Further to that, Sea-Intelligence noted that both ZIM and Wan Hai once again recorded an operating loss.
It added that while ZIM has had profitability issues in past Q2's, this was a first for Wan Hai in 2012-2023.
"Figure 1 shows the EBIT/TEU of the shipping lines that publish both their EBIT and their global transported volumes," commented Alan Murphy, CEO of Sea-Intelligence.
He added that none of these shipping lines were able to sustain their EBIT/TEU figures in 2023, with the largest Q2 2023 EBIT/TEU recorded by OOCL of US$305/TEU. In contrast, the smallest EBIT/TEU in Q2 2022 was US$1,377/TEU.
The report revealed that Maersk (US$207/TEU), Hapag-Lloyd (US$298/TEU), and ONE (US$137/TEU) all recorded EBIT/TEU within a much narrower range of US$130-300/TEU.
Meanwhile, Sea-Intelligence pointed out that in all of this, ZIM recorded a negative EBIT/TEU of -US$195/TEU.
"Basically, they lost US$195 for every TEU that they moved in 2023-Q2," the report added.

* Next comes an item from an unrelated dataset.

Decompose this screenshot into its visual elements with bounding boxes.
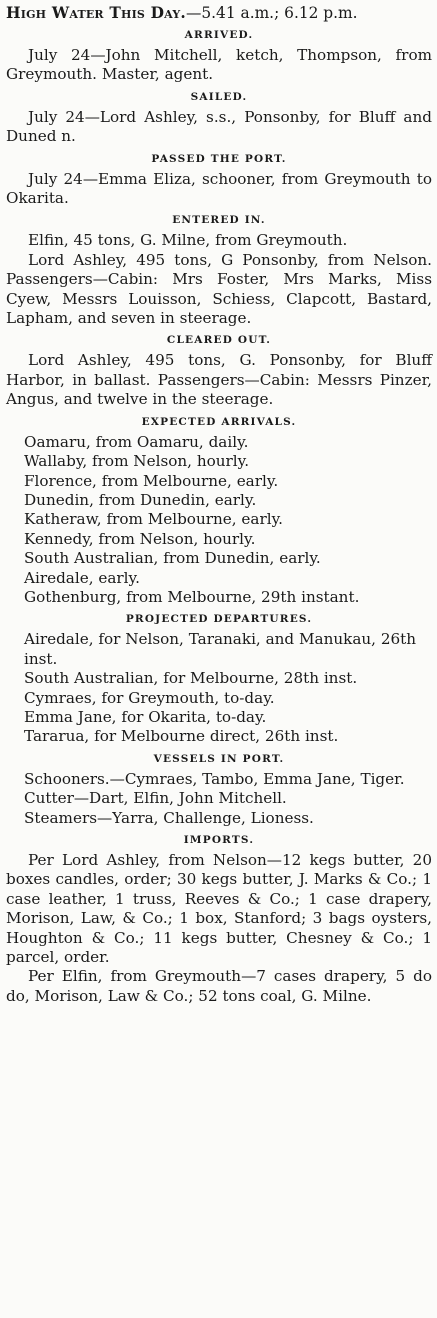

Sea-Intelligence said a large reason for the decline in profitability is the decrease in the freight rates, which dropped by -48% to -67% across the shipping lines that publish these figures.
"Another reason is the decline in transported volumes."
"What is surprising, however, is that ZIM, one of the only two shipping lines to record an EBIT loss, grew their volumes by 0.5% globally and by roughly 13% on both Transpacific and Asia-Europe," the report added.